Sunday, October 21, 2007

Ski Idaho Challenge

First, you should know about the N.W.S.C.C. Northwest Ski Challenge. This program, initiated by Steve Coxen, began with a Ski Oregon Challenge in the 2005-2006 season. This program challenged snowriders to ski/board at least 9 areas in Oregon during a single season. There were a total of 11 areas on the list, and to my surprise, I was the first snowrider to reach them all, and the only snowboarder to do so. You can read more about my experience snowboarding Oregon at my Ski Oregon blog.

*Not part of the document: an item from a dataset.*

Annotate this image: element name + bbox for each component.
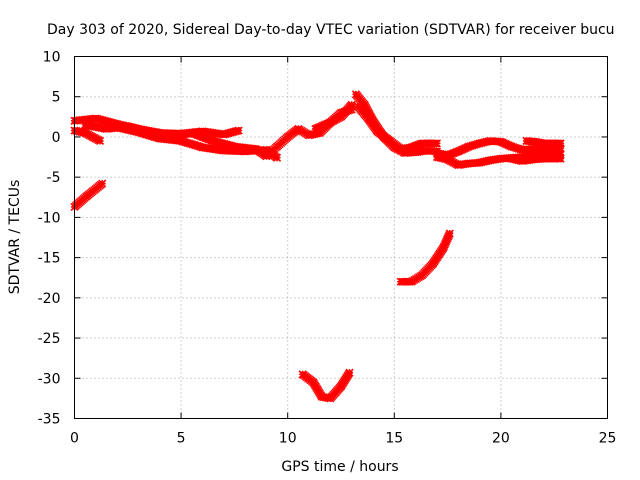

In the 2006-2007 season, the N.W.S.C.C. added a Ski Washington Challenge, while retaining the Ski Oregon Challenge. Having visited all of Oregon's resorts the previous season, and enjoying the experience, I decided I would make the effort to visit all the areas in Washington. I did so with fervor, and rode many of them on their opening weekends. It was a great early season, and I managed to visit all 12 lift-served areas on the Ski Washington Challenge before the end of 2006. Take a look at my Ski Washington blog for details. I started 2007 by breaking my leg during some post-midnight snowboarding, and had to sit out the season until April 21st.

During the 2007-2008 season, a third challenge has been added to the previous two, completing the trifecta which is the Northwest Ski Challenge. The third challenge is, of course, the Ski Idaho Challenge. This season should be a very good one for Idaho, with early snows already blanketing upper slopes at some ski areas. I will record my progress in snowboarding all 16 Idaho resorts this season using this blog, where you will find narrative, photos, and possibly even the occasional video from my adventures.

You'll still want to keep an eye on the Ski Oregon and Ski Washington blogs as well, as I am planning to update those with more adventures this season as well.